Quasi mi strangolò con la sua presa. Due passi dopo, eravamo alla porta della cameretta, il calore quasi ci spingeva indietro.

«Chad! Monique!», urlai. Nessuna risposta. «Ho Mia con me!». Ancora nessuna risposta. Tornai alla finestra e scavalcai il davanzale, una manovra per nulla semplice con una bambina tra le braccia. «L’ho presa!», gridai. «Sto scendendo!».

«Ti teniamo!», Verne mi urlò da sotto. «Fai in fretta».

Mentre scendevo la scala, Mia diventava ogni secondo più pesante, sebbene fosse piccola per la sua età.

«Mammina», piagnucolò. «Le mie scarpette di Cenerentola».

«Te ne compreremo di nuove», dissi. Dov’erano Chad e Monique?

Speravo che Don li avesse trovati, che fossero riusciti a mettersi in salvo.

«Ho paura», sussurrò Mia, guardandomi negli occhi.

«Anche io. Ma andrà tutto bene». Strinsi il corpicino di Mia tra le mie braccia, sperando di non farla cadere. Il puzzo nauseante di prodotti chimici che bruciavano si diffuse nell’aria, e, all’improvviso, qualcosa esplose sopra la mia testa. Una tempesta di detriti mi piovve addosso attraverso il fumo. Le fiamme guizzarono dalla finestra di Mia, carboni ardenti portati dal vento atterrarono sul nostro tetto, facendo prendere fuoco alle tegole di cedro.

Jessie stava gridando di sotto. «La tua casa ha preso fuoco. Sarah, sbrigati!».

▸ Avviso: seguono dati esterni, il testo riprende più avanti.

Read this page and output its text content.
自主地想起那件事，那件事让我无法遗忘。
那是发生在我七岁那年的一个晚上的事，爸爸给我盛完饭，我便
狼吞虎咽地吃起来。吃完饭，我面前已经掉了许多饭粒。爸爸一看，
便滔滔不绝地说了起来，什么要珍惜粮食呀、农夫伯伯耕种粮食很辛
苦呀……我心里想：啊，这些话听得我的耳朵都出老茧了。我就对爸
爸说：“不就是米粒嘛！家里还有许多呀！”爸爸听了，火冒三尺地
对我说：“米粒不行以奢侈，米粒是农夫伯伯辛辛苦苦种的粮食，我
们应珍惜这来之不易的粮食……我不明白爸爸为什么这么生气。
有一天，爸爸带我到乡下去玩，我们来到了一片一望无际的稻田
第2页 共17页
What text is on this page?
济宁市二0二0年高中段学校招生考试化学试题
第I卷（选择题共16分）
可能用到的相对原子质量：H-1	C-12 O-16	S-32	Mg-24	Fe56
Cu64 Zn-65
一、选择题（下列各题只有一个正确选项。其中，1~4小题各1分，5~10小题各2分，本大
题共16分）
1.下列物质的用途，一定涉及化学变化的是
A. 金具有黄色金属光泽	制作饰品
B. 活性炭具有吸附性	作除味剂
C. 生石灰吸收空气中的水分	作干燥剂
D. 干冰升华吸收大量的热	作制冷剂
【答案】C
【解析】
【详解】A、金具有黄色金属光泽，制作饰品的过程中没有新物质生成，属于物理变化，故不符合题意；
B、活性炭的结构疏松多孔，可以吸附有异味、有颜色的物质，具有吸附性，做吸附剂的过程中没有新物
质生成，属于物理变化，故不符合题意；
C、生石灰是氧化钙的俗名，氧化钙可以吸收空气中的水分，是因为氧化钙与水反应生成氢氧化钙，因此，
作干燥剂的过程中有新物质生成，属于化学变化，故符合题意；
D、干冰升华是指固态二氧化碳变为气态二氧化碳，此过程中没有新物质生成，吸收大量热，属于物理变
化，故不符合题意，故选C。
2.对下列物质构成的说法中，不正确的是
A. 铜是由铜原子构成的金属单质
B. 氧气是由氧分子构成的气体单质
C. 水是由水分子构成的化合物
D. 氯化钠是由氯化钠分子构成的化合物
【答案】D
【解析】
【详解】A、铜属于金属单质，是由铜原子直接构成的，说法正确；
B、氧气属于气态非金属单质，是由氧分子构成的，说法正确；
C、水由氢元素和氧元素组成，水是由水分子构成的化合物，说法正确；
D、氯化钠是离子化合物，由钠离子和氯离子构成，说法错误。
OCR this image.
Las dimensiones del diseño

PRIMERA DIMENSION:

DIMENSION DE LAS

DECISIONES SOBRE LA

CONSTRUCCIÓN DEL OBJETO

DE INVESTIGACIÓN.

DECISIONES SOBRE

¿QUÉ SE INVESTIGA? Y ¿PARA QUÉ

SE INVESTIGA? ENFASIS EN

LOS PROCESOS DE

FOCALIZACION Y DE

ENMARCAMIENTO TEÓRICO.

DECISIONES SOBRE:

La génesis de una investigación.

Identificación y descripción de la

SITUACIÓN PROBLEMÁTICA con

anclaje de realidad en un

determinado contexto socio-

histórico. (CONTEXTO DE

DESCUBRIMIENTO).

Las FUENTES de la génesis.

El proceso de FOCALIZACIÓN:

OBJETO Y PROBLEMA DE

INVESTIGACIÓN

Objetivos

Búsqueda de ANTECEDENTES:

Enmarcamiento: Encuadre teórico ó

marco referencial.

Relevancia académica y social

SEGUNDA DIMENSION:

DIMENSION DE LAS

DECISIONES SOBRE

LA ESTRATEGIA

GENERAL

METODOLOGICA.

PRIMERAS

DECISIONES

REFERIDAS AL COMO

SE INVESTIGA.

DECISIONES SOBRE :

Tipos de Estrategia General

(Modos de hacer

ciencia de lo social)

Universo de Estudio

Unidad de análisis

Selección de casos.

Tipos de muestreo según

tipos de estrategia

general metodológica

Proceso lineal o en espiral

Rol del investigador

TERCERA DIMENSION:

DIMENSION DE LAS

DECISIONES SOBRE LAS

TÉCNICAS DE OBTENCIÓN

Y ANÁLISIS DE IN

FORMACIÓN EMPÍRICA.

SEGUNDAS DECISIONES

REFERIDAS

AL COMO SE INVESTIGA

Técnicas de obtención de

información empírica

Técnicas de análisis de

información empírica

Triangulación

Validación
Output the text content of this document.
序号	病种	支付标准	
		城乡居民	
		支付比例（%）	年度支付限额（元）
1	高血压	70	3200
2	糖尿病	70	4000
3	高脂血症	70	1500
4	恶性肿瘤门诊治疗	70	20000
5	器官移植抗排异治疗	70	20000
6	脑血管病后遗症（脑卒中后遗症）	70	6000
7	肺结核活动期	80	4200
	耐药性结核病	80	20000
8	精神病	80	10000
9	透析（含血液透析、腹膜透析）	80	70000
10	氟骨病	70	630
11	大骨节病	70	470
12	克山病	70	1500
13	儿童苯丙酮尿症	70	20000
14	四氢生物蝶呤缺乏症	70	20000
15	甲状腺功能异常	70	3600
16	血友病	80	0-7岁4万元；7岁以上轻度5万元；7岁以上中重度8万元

In un istante, dei pensieri folli mi vorticarono in mente. Il mio manoscritto, le foto del matrimonio, il mio diario, documenti, passaporti. Il quadro di Miracle. Intagli nel legno della popolazione Kamba spediti da mia madre, che era nei Corpi di Pace in Kenya. La mia fede sul comò. Mi toglievo sempre la fede di notte. Dovevo tornare in casa, ma non potevo essere precipitosa.

Cinque pioli dopo, arrivammo a terra. Mentre lasciavo Mia nelle braccia di Pedra si sentì da lontano l’ululato delle sirene. Il fuoco era divampato sul nostro tetto. La camera da letto era illuminata dall’interno, accesa da un bagliore surreale visibile attraverso il lucernario. Altri detriti precipitarono verso il basso e quando guardai in alto, un enorme oggetto nero si stava dirigendo verso di me al rallentatore, una meteora, un rottame spaziale che rotolava inesorabilmente verso il basso, sempre più giù. Poi non vidi più nulla.